As the animals move towards the food, the system will automatically read their identity tags and the breathalyser technology will start drawing air from the feeding tray once they begin to eat.

“Samples of the cow’s exhaled breath are captured and processed using specialised gas sensors that can accurately determine the concentration of methane and carbon dioxide present,” O’Donovan says. “After an adequate amount of testing on a herd has taken place, we analyse all of the emissions data along with other performance and health parameters to determine the grams per day of methane and carbon dioxide emitted by each animal.”

If Ireland is to achieve its COP26 methane targets by 2030, the agricultural sector here must reduce methane emissions by 25 per cent. One proposed solution is a national cull. Pilkington says this is not the answer as it would result in big job losses and price hikes.

“We felt there had to be another way and that data, and specifically the accurate measurement of emissions, had a role to play in finding an alternative solution,” he says.

“Genetics and diet both play their part in the level of methane emitted by any animal and agri-researchers believe it is possible to significantly reduce enteric bovine emissions through selective breeding programmes and supplementation.

“That’s where we come in. The bovine breathalyser will provide the research community with both the hardware and the data it needs – at scale – to make these changes.”

Both founders come from backgrounds in agribusiness engineering and fabrication and had seen researchers struggling with the limitations of existing measuring systems at first hand. After a period of R&D, they set up Agri Data Analytics in January last year and are testing their initial prototype.

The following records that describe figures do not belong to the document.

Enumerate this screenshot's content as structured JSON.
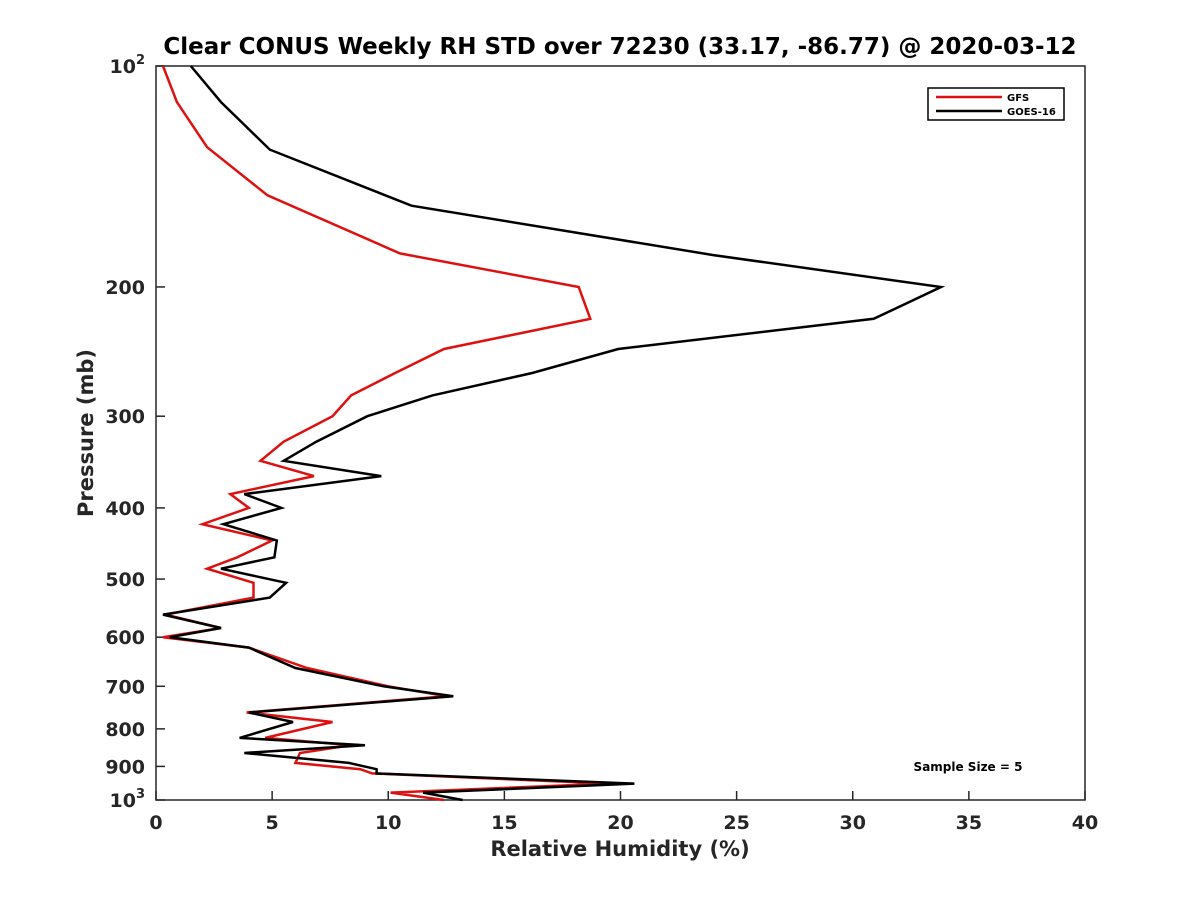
{
  "chart_data": {
    "type": "line",
    "title": "Clear CONUS Weekly RH STD over 72230 (33.17, -86.77) @ 2020-03-12",
    "xlabel": "Relative Humidity (%)",
    "ylabel": "Pressure (mb)",
    "xlim": [
      0,
      40
    ],
    "ylim": [
      100,
      1000
    ],
    "yscale": "log",
    "y_reversed": true,
    "grid": false,
    "legend_position": "top-right",
    "x_ticks": [
      {
        "value": 0,
        "label": "0"
      },
      {
        "value": 5,
        "label": "5"
      },
      {
        "value": 10,
        "label": "10"
      },
      {
        "value": 15,
        "label": "15"
      },
      {
        "value": 20,
        "label": "20"
      },
      {
        "value": 25,
        "label": "25"
      },
      {
        "value": 30,
        "label": "30"
      },
      {
        "value": 35,
        "label": "35"
      },
      {
        "value": 40,
        "label": "40"
      }
    ],
    "y_ticks": [
      {
        "value": 100,
        "label": "10",
        "sup": "2"
      },
      {
        "value": 200,
        "label": "200",
        "sup": ""
      },
      {
        "value": 300,
        "label": "300",
        "sup": ""
      },
      {
        "value": 400,
        "label": "400",
        "sup": ""
      },
      {
        "value": 500,
        "label": "500",
        "sup": ""
      },
      {
        "value": 600,
        "label": "600",
        "sup": ""
      },
      {
        "value": 700,
        "label": "700",
        "sup": ""
      },
      {
        "value": 800,
        "label": "800",
        "sup": ""
      },
      {
        "value": 900,
        "label": "900",
        "sup": ""
      },
      {
        "value": 1000,
        "label": "10",
        "sup": "3"
      }
    ],
    "series": [
      {
        "name": "GFS",
        "color": "#dd1111",
        "points": [
          [
            0.3,
            100
          ],
          [
            0.9,
            112
          ],
          [
            2.2,
            129
          ],
          [
            4.8,
            150
          ],
          [
            10.5,
            180
          ],
          [
            18.2,
            200
          ],
          [
            18.7,
            221
          ],
          [
            12.4,
            243
          ],
          [
            10.3,
            262
          ],
          [
            8.4,
            281
          ],
          [
            7.6,
            300
          ],
          [
            5.5,
            325
          ],
          [
            4.5,
            345
          ],
          [
            6.8,
            362
          ],
          [
            3.2,
            383
          ],
          [
            4.0,
            400
          ],
          [
            2.0,
            421
          ],
          [
            5.0,
            443
          ],
          [
            3.5,
            467
          ],
          [
            2.2,
            484
          ],
          [
            4.2,
            506
          ],
          [
            4.2,
            530
          ],
          [
            0.4,
            559
          ],
          [
            2.8,
            583
          ],
          [
            0.3,
            600
          ],
          [
            4.0,
            620
          ],
          [
            6.5,
            661
          ],
          [
            10.0,
            700
          ],
          [
            12.5,
            722
          ],
          [
            3.9,
            760
          ],
          [
            7.6,
            783
          ],
          [
            4.7,
            823
          ],
          [
            8.4,
            842
          ],
          [
            6.2,
            863
          ],
          [
            6.0,
            890
          ],
          [
            8.8,
            908
          ],
          [
            9.3,
            920
          ],
          [
            19.5,
            950
          ],
          [
            10.1,
            977
          ],
          [
            12.4,
            1000
          ]
        ]
      },
      {
        "name": "GOES-16",
        "color": "#000000",
        "points": [
          [
            1.5,
            100
          ],
          [
            2.8,
            112
          ],
          [
            4.9,
            130
          ],
          [
            11.0,
            155
          ],
          [
            24.0,
            181
          ],
          [
            33.8,
            200
          ],
          [
            30.9,
            221
          ],
          [
            19.9,
            243
          ],
          [
            16.2,
            262
          ],
          [
            11.9,
            281
          ],
          [
            9.1,
            300
          ],
          [
            6.9,
            325
          ],
          [
            5.5,
            345
          ],
          [
            9.7,
            362
          ],
          [
            3.8,
            383
          ],
          [
            5.4,
            400
          ],
          [
            2.9,
            421
          ],
          [
            5.2,
            443
          ],
          [
            5.1,
            467
          ],
          [
            2.8,
            484
          ],
          [
            5.6,
            506
          ],
          [
            4.9,
            530
          ],
          [
            0.3,
            559
          ],
          [
            2.8,
            583
          ],
          [
            0.6,
            600
          ],
          [
            4.0,
            620
          ],
          [
            6.0,
            661
          ],
          [
            9.8,
            700
          ],
          [
            12.8,
            722
          ],
          [
            4.0,
            760
          ],
          [
            5.9,
            783
          ],
          [
            3.6,
            823
          ],
          [
            9.0,
            842
          ],
          [
            3.8,
            863
          ],
          [
            8.3,
            890
          ],
          [
            9.5,
            908
          ],
          [
            9.5,
            920
          ],
          [
            20.6,
            950
          ],
          [
            11.5,
            977
          ],
          [
            13.2,
            1000
          ]
        ]
      }
    ],
    "annotation": "Sample Size = 5"
  }
}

The build of a second prototype is under way with more comprehensive field trials planned for this summer and the commercial unveiling of the device slated for the end of the year. The unit will be made in-house and will cost in the order of €100,000 (a lot less than existing systems on the market) with a recurrent annual software licence fee of €6,000.

The company’s primary customers will be research organisations, meat processors and genetic/breeding services worldwide with New Zealand and Australia as key potential markets.

“We’re not targeting individual farmers at this time – that may come – but bodies such as the Irish Cattle Breeders Federation, Teagasc and researchers at UCD who are focused on reducing bovine methane emissions,” Pilkington says.

Agri Data Analytics is a recent graduate of the Nova UCD AgTech accelerator, and investment in the business to date is roughly €150,000 between founder equity and support from Enterprise Ireland.